Chez Dassault Systèmes, nous plaçons la Recherche et le Développement au cœur stratégique de la chaine de création de valeur. Le parcours de Mme Vicat Blanc est exemplaire car il démontre une continuité remarquable sur toute cette chaine : de l’excellence scientifique, avec plus de 20 ans de recherche de tout premier plan (CNRS, Ecole Normale Supérieure de Lyon, Université Claude Bernard-Lyon 1, Inria), de l’entrepreneuriat avec la création de la société Lyatiss, en passant par l’identification de la valeur pour le client et l’utilisateur final jusqu’à l’activité économique et une trajectoire commerciale. Ce parcours souligne que Recherche, Développement et Commercialisation ne peuvent s’envisager indépendamment et qu’un projet industriel est bien plus qu’un aboutissement d’une innovation amont mais au contraire constitue un champ fertile et vertueux. C’est pourquoi Dassault Systèmes conduit depuis sa création une politique extrêmement ambitieuse en Recherche et Développement, et encourage, dans le monde entier, des projets d’innovation porteurs de progrès tant scientifiques qu’économiques à l’instar de ceux  récompensés en France par le prix de l’Innovation Inria – Académie des Sciences – Dassault Systèmes.

Quelle est votre vision de l'évolution du cloud-computing ?

Pour moi, le cloud est beaucoup plus qu’une infrastructure ou un mécanisme de déploiement : le cloud, c’est un véritable mode de travail. C’est là que les consommateurs expriment leurs exigences, leurs idées et leurs opinions, c’est sur le cloud que l’éducation et l’innovation sont catalysées et que les idées prennent forme, c’est sur le cloud que des programmes d’ingénierie d’envergure se structurent, c’est enfin sur le cloud que des communautés scientifiques s’organisent et vivent au fur et à mesure des projets et des avancées.
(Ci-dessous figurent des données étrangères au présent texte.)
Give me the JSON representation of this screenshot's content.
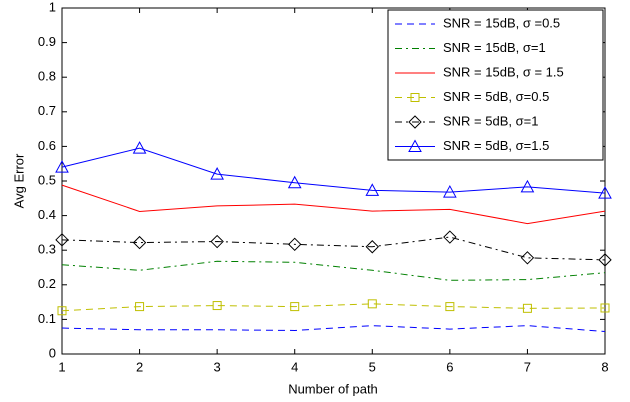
{
  "chart_data": {
    "type": "line",
    "x_label": "Number of path",
    "y_label": "Avg Error",
    "x": [
      1,
      2,
      3,
      4,
      5,
      6,
      7,
      8
    ],
    "xlim": [
      1,
      8
    ],
    "xticks": [
      1,
      2,
      3,
      4,
      5,
      6,
      7,
      8
    ],
    "ylim": [
      0,
      1
    ],
    "yticks": [
      0,
      0.1,
      0.2,
      0.3,
      0.4,
      0.5,
      0.6,
      0.7,
      0.8,
      0.9,
      1
    ],
    "grid": false,
    "legend_position": "upper-right",
    "series": [
      {
        "name": "SNR = 15dB, σ =0.5",
        "color": "#0000ff",
        "linestyle": "dashed",
        "marker": "none",
        "values": [
          0.075,
          0.07,
          0.07,
          0.068,
          0.082,
          0.072,
          0.082,
          0.065
        ]
      },
      {
        "name": "SNR = 15dB, σ=1",
        "color": "#008000",
        "linestyle": "dashdot",
        "marker": "none",
        "values": [
          0.258,
          0.242,
          0.268,
          0.265,
          0.242,
          0.213,
          0.215,
          0.235
        ]
      },
      {
        "name": "SNR = 15dB, σ = 1.5",
        "color": "#ff0000",
        "linestyle": "solid",
        "marker": "none",
        "values": [
          0.488,
          0.412,
          0.428,
          0.433,
          0.413,
          0.418,
          0.377,
          0.413
        ]
      },
      {
        "name": "SNR = 5dB, σ=0.5",
        "color": "#bfbf00",
        "linestyle": "dashed",
        "marker": "square",
        "values": [
          0.125,
          0.137,
          0.14,
          0.137,
          0.145,
          0.137,
          0.132,
          0.133
        ]
      },
      {
        "name": "SNR = 5dB, σ=1",
        "color": "#000000",
        "linestyle": "dashdot",
        "marker": "diamond",
        "values": [
          0.33,
          0.322,
          0.325,
          0.317,
          0.31,
          0.338,
          0.278,
          0.272
        ]
      },
      {
        "name": "SNR = 5dB, σ=1.5",
        "color": "#0000ff",
        "linestyle": "solid",
        "marker": "triangle",
        "values": [
          0.54,
          0.595,
          0.52,
          0.495,
          0.473,
          0.468,
          0.483,
          0.465
        ]
      }
    ]
  }
}
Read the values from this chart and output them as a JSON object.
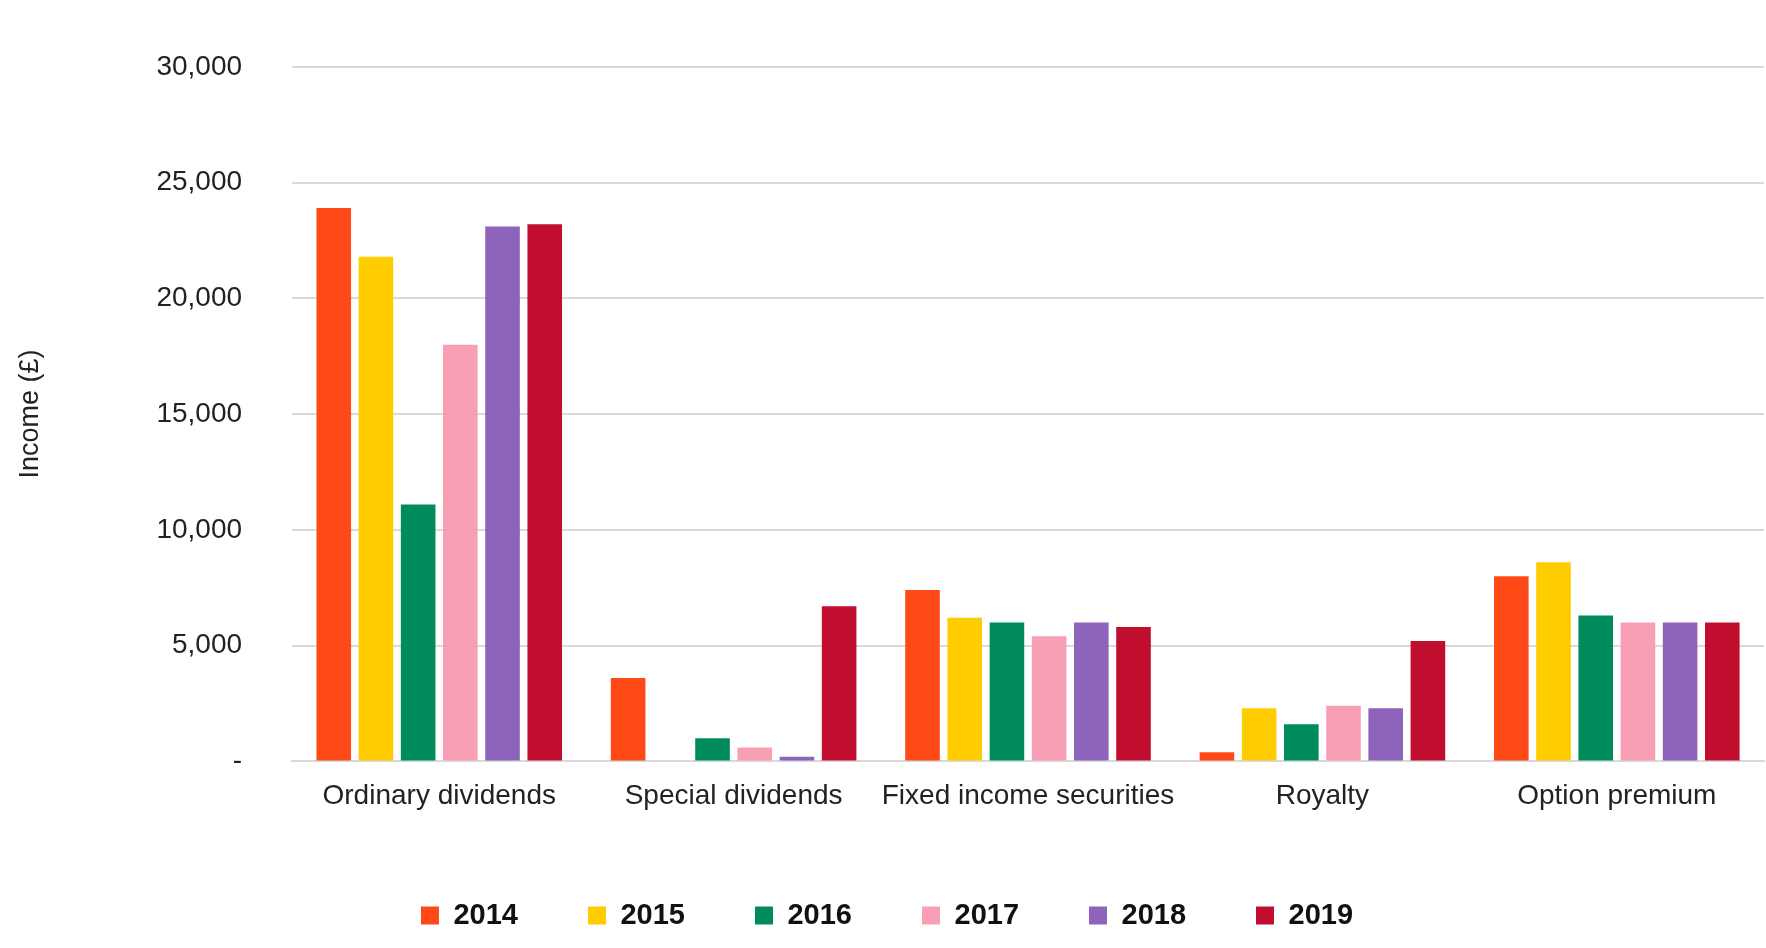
{
  "chart_data": {
    "type": "bar",
    "ylabel": "Income (£)",
    "categories": [
      "Ordinary dividends",
      "Special dividends",
      "Fixed income securities",
      "Royalty",
      "Option premium"
    ],
    "series": [
      {
        "name": "2014",
        "color": "#ff4a17",
        "values": [
          23900,
          3600,
          7400,
          400,
          8000
        ]
      },
      {
        "name": "2015",
        "color": "#ffcc00",
        "values": [
          21800,
          0,
          6200,
          2300,
          8600
        ]
      },
      {
        "name": "2016",
        "color": "#008c5a",
        "values": [
          11100,
          1000,
          6000,
          1600,
          6300
        ]
      },
      {
        "name": "2017",
        "color": "#f99fb5",
        "values": [
          18000,
          600,
          5400,
          2400,
          6000
        ]
      },
      {
        "name": "2018",
        "color": "#8e63bb",
        "values": [
          23100,
          200,
          6000,
          2300,
          6000
        ]
      },
      {
        "name": "2019",
        "color": "#c20e2e",
        "values": [
          23200,
          6700,
          5800,
          5200,
          6000
        ]
      }
    ],
    "ylim": [
      0,
      30000
    ],
    "yticks": [
      {
        "value": 0,
        "label": "-"
      },
      {
        "value": 5000,
        "label": "5,000"
      },
      {
        "value": 10000,
        "label": "10,000"
      },
      {
        "value": 15000,
        "label": "15,000"
      },
      {
        "value": 20000,
        "label": "20,000"
      },
      {
        "value": 25000,
        "label": "25,000"
      },
      {
        "value": 30000,
        "label": "30,000"
      }
    ],
    "grid": "y",
    "legend": "bottom"
  }
}
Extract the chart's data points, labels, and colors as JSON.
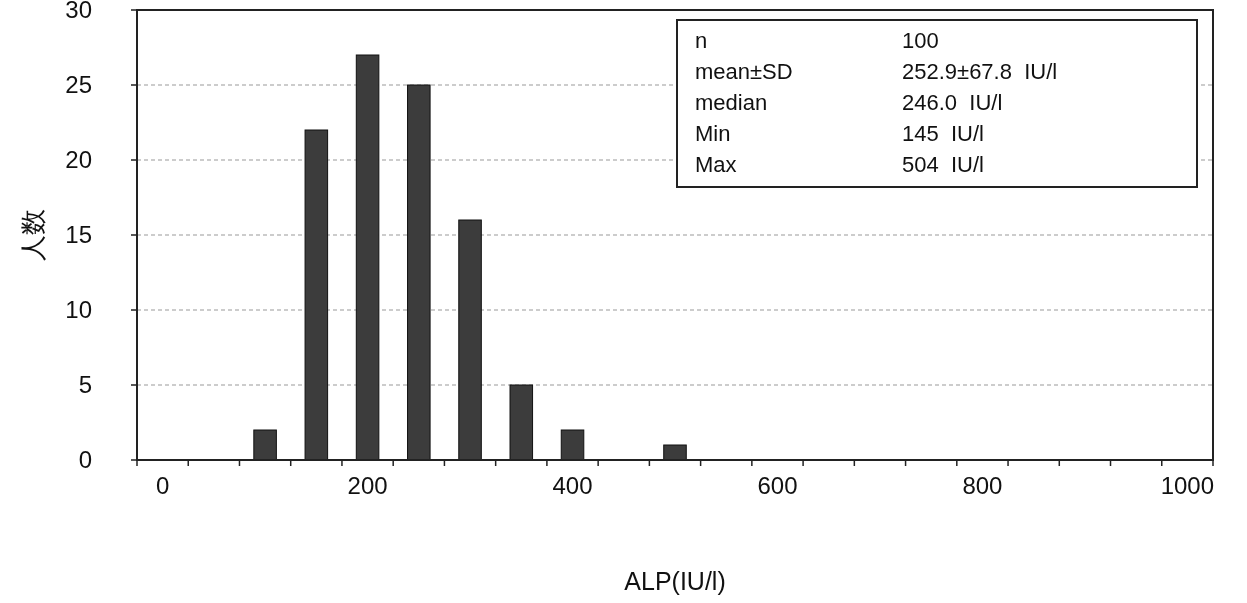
{
  "chart_data": {
    "type": "bar",
    "xlabel": "ALP(IU/l)",
    "ylabel": "人数",
    "categories": [
      "0",
      null,
      null,
      null,
      "200",
      null,
      null,
      null,
      "400",
      null,
      null,
      null,
      "600",
      null,
      null,
      null,
      "800",
      null,
      null,
      null,
      "1000"
    ],
    "values": [
      0,
      0,
      2,
      22,
      27,
      25,
      16,
      5,
      2,
      0,
      1,
      0,
      0,
      0,
      0,
      0,
      0,
      0,
      0,
      0,
      0
    ],
    "color": "#3c3c3c",
    "ylim": [
      0,
      30
    ],
    "yticks": [
      0,
      5,
      10,
      15,
      20,
      25,
      30
    ],
    "grid": "y",
    "annotations": [
      "n",
      "100",
      "mean±SD",
      "252.9±67.8  IU/l",
      "median",
      "246.0  IU/l",
      "Min",
      "145  IU/l",
      "Max",
      "504  IU/l"
    ]
  }
}
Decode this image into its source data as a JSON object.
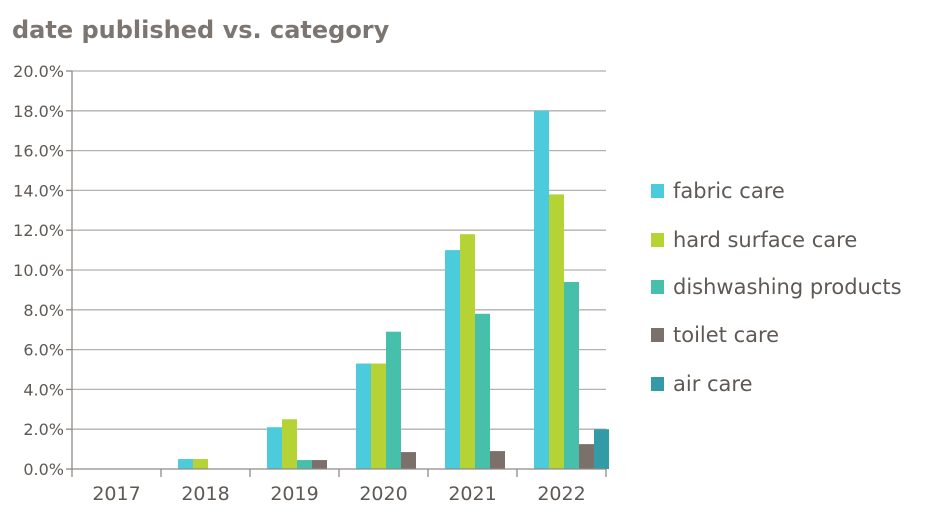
{
  "chart_data": {
    "type": "bar",
    "title": "date published vs. category",
    "xlabel": "",
    "ylabel": "",
    "categories": [
      "2017",
      "2018",
      "2019",
      "2020",
      "2021",
      "2022"
    ],
    "ylim": [
      0,
      20
    ],
    "yticks": [
      "0.0%",
      "2.0%",
      "4.0%",
      "6.0%",
      "8.0%",
      "10.0%",
      "12.0%",
      "14.0%",
      "16.0%",
      "18.0%",
      "20.0%"
    ],
    "grid": true,
    "legend": "right",
    "series": [
      {
        "name": "fabric care",
        "color": "#4ccbdc",
        "values": [
          0,
          0.5,
          2.1,
          5.3,
          11.0,
          18.0
        ]
      },
      {
        "name": "hard surface care",
        "color": "#b5d334",
        "values": [
          0,
          0.5,
          2.5,
          5.3,
          11.8,
          13.8
        ]
      },
      {
        "name": "dishwashing products",
        "color": "#46c0aa",
        "values": [
          0,
          0,
          0.45,
          6.9,
          7.8,
          9.4
        ]
      },
      {
        "name": "toilet care",
        "color": "#7b716a",
        "values": [
          0,
          0,
          0.45,
          0.85,
          0.9,
          1.25
        ]
      },
      {
        "name": "air care",
        "color": "#339ba5",
        "values": [
          0,
          0,
          0,
          0,
          0,
          2.0
        ]
      }
    ]
  }
}
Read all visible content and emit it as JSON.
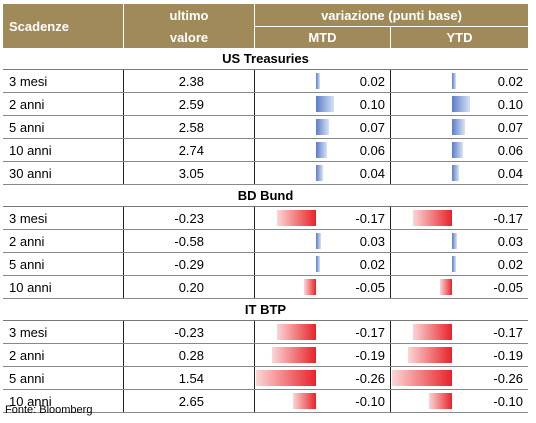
{
  "header": {
    "col1": "Scadenze",
    "col2_line1": "ultimo",
    "col2_line2": "valore",
    "variation": "variazione (punti base)",
    "mtd": "MTD",
    "ytd": "YTD"
  },
  "sections": [
    {
      "title": "US Treasuries",
      "rows": [
        {
          "label": "3 mesi",
          "value": "2.38",
          "mtd": "0.02",
          "ytd": "0.02"
        },
        {
          "label": "2 anni",
          "value": "2.59",
          "mtd": "0.10",
          "ytd": "0.10"
        },
        {
          "label": "5 anni",
          "value": "2.58",
          "mtd": "0.07",
          "ytd": "0.07"
        },
        {
          "label": "10 anni",
          "value": "2.74",
          "mtd": "0.06",
          "ytd": "0.06"
        },
        {
          "label": "30 anni",
          "value": "3.05",
          "mtd": "0.04",
          "ytd": "0.04"
        }
      ]
    },
    {
      "title": "BD Bund",
      "rows": [
        {
          "label": "3 mesi",
          "value": "-0.23",
          "mtd": "-0.17",
          "ytd": "-0.17"
        },
        {
          "label": "2 anni",
          "value": "-0.58",
          "mtd": "0.03",
          "ytd": "0.03"
        },
        {
          "label": "5 anni",
          "value": "-0.29",
          "mtd": "0.02",
          "ytd": "0.02"
        },
        {
          "label": "10 anni",
          "value": "0.20",
          "mtd": "-0.05",
          "ytd": "-0.05"
        }
      ]
    },
    {
      "title": "IT BTP",
      "rows": [
        {
          "label": "3 mesi",
          "value": "-0.23",
          "mtd": "-0.17",
          "ytd": "-0.17"
        },
        {
          "label": "2 anni",
          "value": "0.28",
          "mtd": "-0.19",
          "ytd": "-0.19"
        },
        {
          "label": "5 anni",
          "value": "1.54",
          "mtd": "-0.26",
          "ytd": "-0.26"
        },
        {
          "label": "10 anni",
          "value": "2.65",
          "mtd": "-0.10",
          "ytd": "-0.10"
        }
      ]
    }
  ],
  "source": "Fonte: Bloomberg",
  "colors": {
    "header_bg": "#a08a5a",
    "positive_bar": "#5b7ec8",
    "negative_bar": "#e8232a"
  }
}
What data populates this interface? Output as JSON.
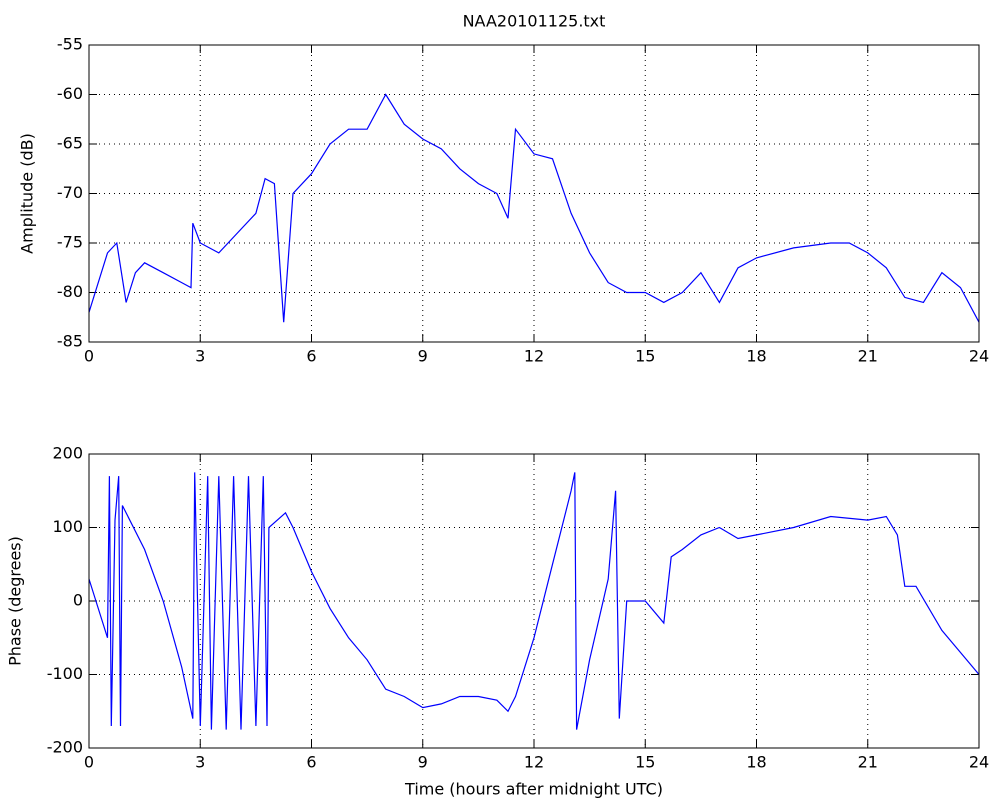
{
  "chart_data": [
    {
      "type": "line",
      "title": "NAA20101125.txt",
      "ylabel": "Amplitude (dB)",
      "x": [
        0,
        0.5,
        0.75,
        1.0,
        1.25,
        1.5,
        2.0,
        2.5,
        2.75,
        2.8,
        3.0,
        3.5,
        4.0,
        4.5,
        4.75,
        5.0,
        5.25,
        5.5,
        6.0,
        6.5,
        7.0,
        7.5,
        8.0,
        8.5,
        9.0,
        9.5,
        10.0,
        10.5,
        11.0,
        11.3,
        11.5,
        12.0,
        12.5,
        13.0,
        13.5,
        14.0,
        14.5,
        15.0,
        15.5,
        16.0,
        16.5,
        17.0,
        17.5,
        18.0,
        19.0,
        20.0,
        20.5,
        21.0,
        21.5,
        22.0,
        22.5,
        23.0,
        23.5,
        24.0
      ],
      "series": [
        {
          "name": "Amplitude",
          "color": "#0000ff",
          "values": [
            -82,
            -76,
            -75,
            -81,
            -78,
            -77,
            -78,
            -79,
            -79.5,
            -73,
            -75,
            -76,
            -74,
            -72,
            -68.5,
            -69,
            -83,
            -70,
            -68,
            -65,
            -63.5,
            -63.5,
            -60,
            -63,
            -64.5,
            -65.5,
            -67.5,
            -69,
            -70,
            -72.5,
            -63.5,
            -66,
            -66.5,
            -72,
            -76,
            -79,
            -80,
            -80,
            -81,
            -80,
            -78,
            -81,
            -77.5,
            -76.5,
            -75.5,
            -75,
            -75,
            -76,
            -77.5,
            -80.5,
            -81,
            -78,
            -79.5,
            -83
          ]
        }
      ],
      "xlim": [
        0,
        24
      ],
      "xticks": [
        0,
        3,
        6,
        9,
        12,
        15,
        18,
        21,
        24
      ],
      "ylim": [
        -85,
        -55
      ],
      "yticks": [
        -85,
        -80,
        -75,
        -70,
        -65,
        -60,
        -55
      ],
      "grid": true
    },
    {
      "type": "line",
      "xlabel": "Time (hours after midnight UTC)",
      "ylabel": "Phase (degrees)",
      "x": [
        0,
        0.5,
        0.55,
        0.6,
        0.7,
        0.8,
        0.85,
        0.9,
        1.5,
        2.0,
        2.5,
        2.8,
        2.85,
        3.0,
        3.2,
        3.3,
        3.5,
        3.7,
        3.9,
        4.1,
        4.3,
        4.5,
        4.7,
        4.8,
        4.85,
        5.3,
        5.5,
        6.0,
        6.5,
        7.0,
        7.5,
        8.0,
        8.5,
        9.0,
        9.5,
        10.0,
        10.5,
        11.0,
        11.3,
        11.5,
        12.0,
        12.5,
        13.0,
        13.1,
        13.15,
        13.5,
        14.0,
        14.2,
        14.3,
        14.5,
        15.0,
        15.5,
        15.7,
        16.0,
        16.5,
        17.0,
        17.5,
        18.0,
        19.0,
        20.0,
        21.0,
        21.5,
        21.8,
        22.0,
        22.3,
        23.0,
        23.5,
        24.0
      ],
      "series": [
        {
          "name": "Phase",
          "color": "#0000ff",
          "values": [
            30,
            -50,
            170,
            -170,
            110,
            170,
            -170,
            130,
            70,
            0,
            -90,
            -160,
            175,
            -170,
            170,
            -175,
            170,
            -175,
            170,
            -175,
            170,
            -170,
            170,
            -170,
            100,
            120,
            100,
            40,
            -10,
            -50,
            -80,
            -120,
            -130,
            -145,
            -140,
            -130,
            -130,
            -135,
            -150,
            -130,
            -50,
            50,
            150,
            175,
            -175,
            -80,
            30,
            150,
            -160,
            0,
            0,
            -30,
            60,
            70,
            90,
            100,
            85,
            90,
            100,
            115,
            110,
            115,
            90,
            20,
            20,
            -40,
            -70,
            -100
          ]
        }
      ],
      "xlim": [
        0,
        24
      ],
      "xticks": [
        0,
        3,
        6,
        9,
        12,
        15,
        18,
        21,
        24
      ],
      "ylim": [
        -200,
        200
      ],
      "yticks": [
        -200,
        -100,
        0,
        100,
        200
      ],
      "grid": true
    }
  ]
}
Nous pensons que le cloud est donc en train d’évoluer vers une étape nouvelle, bien au delà des couches techniques et permet désormais de connecter et fusionner de manière agile et vivante des informations intelligentes et des communautés, permettant ainsi des usages digitaux qui vont avoir une empreinte incroyable dans nos sociétés. La plateforme 3DEXPERIENCE que nous offrons dévoile et libère ce potentiel : le cloud donne aux personnes et aux industriels une vision holistique et unifiée de leurs activités, des écosystèmes pour créer de meilleures expériences à l’attention de l’ensemble des parties concernées. En quelques sortes, le cloud, grâce à ses qualités sociales, sémantiques, élastiques et médiatiques nous fait rentrer dans une ère d’Expérience Digitale Réaliste d’une nouvelle nature.